By Lura Roti, for SDSU Extension & South Dakota State University College of Agriculture & Biological Sciences
Three weeks after the Oct. 4 and 5 disaster, the economic impact on ranchers and their families – like the livestock death toll – remains a climbing estimate. Digging out from the two-day blizzard that wreaked havoc on much of western South Dakota and killed more than 25,000 head of cattle, sheep and horses will take much more than snow removal, said Dan Oedekoven, Director of the South Dakota State University West River Ag Center.

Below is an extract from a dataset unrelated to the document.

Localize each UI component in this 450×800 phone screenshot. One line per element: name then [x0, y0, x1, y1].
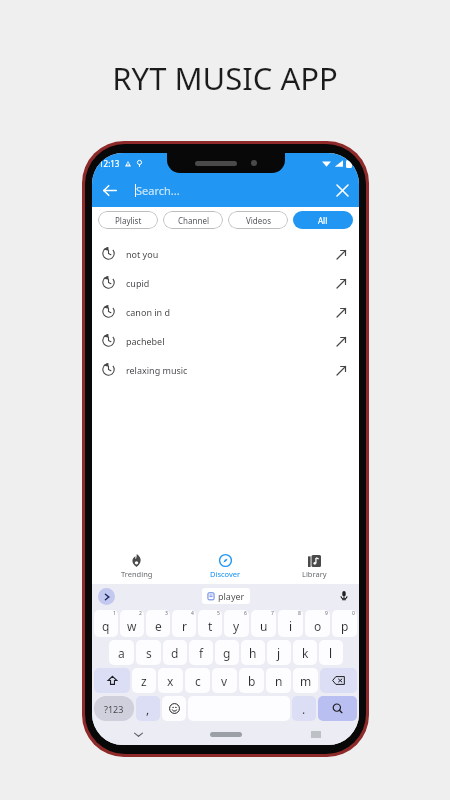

“Ranchers have some real financial struggles ahead of them – and it goes beyond the immediate loss of income from calves they no longer have to sell this fall,” Oedekoven said.
A cattle producer himself, Oedekoven explained that most ranchers are part of a family business that is several generations old. With each cow killed in the storm, that rancher not only lost the calf that would have been born in the spring of 2014, the family lost future access to valuable genetics.
Jim Krantz, SDSU Extension Cow/Calf Field Specialist agreed with Oedekoven, explaining further the long-term impact lost genetics will have on western South Dakota ranchers.
“A cow or heifer only has one calf each year, so it takes years and generations to develop genetics,” Krantz said. “Each ranch is unique and may have different genetic needs based on the environment, feed resources and country they live in.”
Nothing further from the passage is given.